28 July, 2019: a day that will live forever in the heart of all Colombians. Eight days only after Colombia’s National Day, Egan Bernal became the first Colombian (and South American) rider to ever win the Tour de France in its centenary history. If there is any surprise at Bernal’s win, is why it took so long for a Colombian to top the podium. Perpetuating the tradition of great climbers from this country, Egan Bernal left his mark on the Tour de France in the mountains, but unlike his flashy predecessors, he also managed an overall win. At just 22, he is the youngest winner since 1909. Long before Bernal was born, Colombian riders like Luis Herrera and Fabio Parra conquered the hearts of cycling fans with long and spectacular raids in the Tour de France mountains. In spite of their excellence, they never came close to win the race.
More recently Nairo Quintana ended runner-up twice behind Chris Froome (from Great Britain). 2019’s route, the highest in the race history with five summit finishes (including three above 2,000 meters), and only 54 kilometres of time trialling, gave the young champion a golden opportunity. Unlike Bradley Wiggins, Froome and Geraint Thomas – the three other riders who won the Tour for the British team Ineos – Bernal is not a race-against-the-clock specialist. He has built this year’s success on consistent performances in the Pyrenees and a tremendous attack in the Alps after losing ground in the individual time trial. Weighting 60 kilograms, the superlight Bernal thrived in rarefied air, and he delivered his fatal blow in the Col de l’Iseran, the hwighest point of this edition’s Tour at 2,770 meters.
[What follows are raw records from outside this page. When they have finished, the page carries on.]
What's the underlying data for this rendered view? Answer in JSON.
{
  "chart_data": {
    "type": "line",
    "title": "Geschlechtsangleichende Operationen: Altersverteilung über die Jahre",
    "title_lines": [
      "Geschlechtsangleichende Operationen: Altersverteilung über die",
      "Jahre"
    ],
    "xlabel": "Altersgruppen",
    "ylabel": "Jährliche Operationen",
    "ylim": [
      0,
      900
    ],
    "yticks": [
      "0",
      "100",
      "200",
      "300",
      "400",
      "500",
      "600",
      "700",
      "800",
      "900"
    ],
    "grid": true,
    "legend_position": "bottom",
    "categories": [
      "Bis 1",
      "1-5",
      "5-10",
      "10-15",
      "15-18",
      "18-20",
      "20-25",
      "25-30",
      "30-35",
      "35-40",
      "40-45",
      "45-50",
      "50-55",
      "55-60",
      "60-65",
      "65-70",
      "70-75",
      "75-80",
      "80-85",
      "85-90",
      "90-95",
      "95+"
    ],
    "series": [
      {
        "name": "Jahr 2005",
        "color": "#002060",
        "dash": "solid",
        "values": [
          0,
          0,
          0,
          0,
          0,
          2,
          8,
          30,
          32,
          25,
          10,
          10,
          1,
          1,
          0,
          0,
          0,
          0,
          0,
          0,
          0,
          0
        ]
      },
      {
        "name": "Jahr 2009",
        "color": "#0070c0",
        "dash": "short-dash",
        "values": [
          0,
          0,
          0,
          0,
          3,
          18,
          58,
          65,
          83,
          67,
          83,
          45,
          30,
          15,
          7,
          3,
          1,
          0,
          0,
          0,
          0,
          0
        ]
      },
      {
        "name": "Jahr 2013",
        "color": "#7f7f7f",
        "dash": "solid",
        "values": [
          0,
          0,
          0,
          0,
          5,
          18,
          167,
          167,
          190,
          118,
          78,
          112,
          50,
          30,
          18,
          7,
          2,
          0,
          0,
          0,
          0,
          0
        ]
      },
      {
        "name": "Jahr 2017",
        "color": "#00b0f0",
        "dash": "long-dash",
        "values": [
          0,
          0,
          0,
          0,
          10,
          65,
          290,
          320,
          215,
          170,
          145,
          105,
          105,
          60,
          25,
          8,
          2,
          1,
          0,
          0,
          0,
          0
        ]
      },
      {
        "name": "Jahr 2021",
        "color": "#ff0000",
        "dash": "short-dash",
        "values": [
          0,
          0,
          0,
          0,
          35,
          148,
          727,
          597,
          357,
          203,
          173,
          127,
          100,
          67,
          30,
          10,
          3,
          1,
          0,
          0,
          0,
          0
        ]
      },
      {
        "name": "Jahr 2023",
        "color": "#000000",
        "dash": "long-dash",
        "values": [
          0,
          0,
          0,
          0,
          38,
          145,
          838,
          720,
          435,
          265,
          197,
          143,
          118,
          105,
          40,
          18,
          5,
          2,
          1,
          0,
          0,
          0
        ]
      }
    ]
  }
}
In 2018, as the prodigious young Colombian matched the pace of Geraint Thomas and Chris Froome in his first Tour de France – and left many of its big names behind him in the mountains – the 21-year-old was instantly tipped as a future Tour winner. A year has passed by, and, in his triumph, Egan Bernal went on saying the victory was for his family but also for his home country of Colombia. “This is not only my triumph”, Bernal said. “It’s the triumph of a whole country.”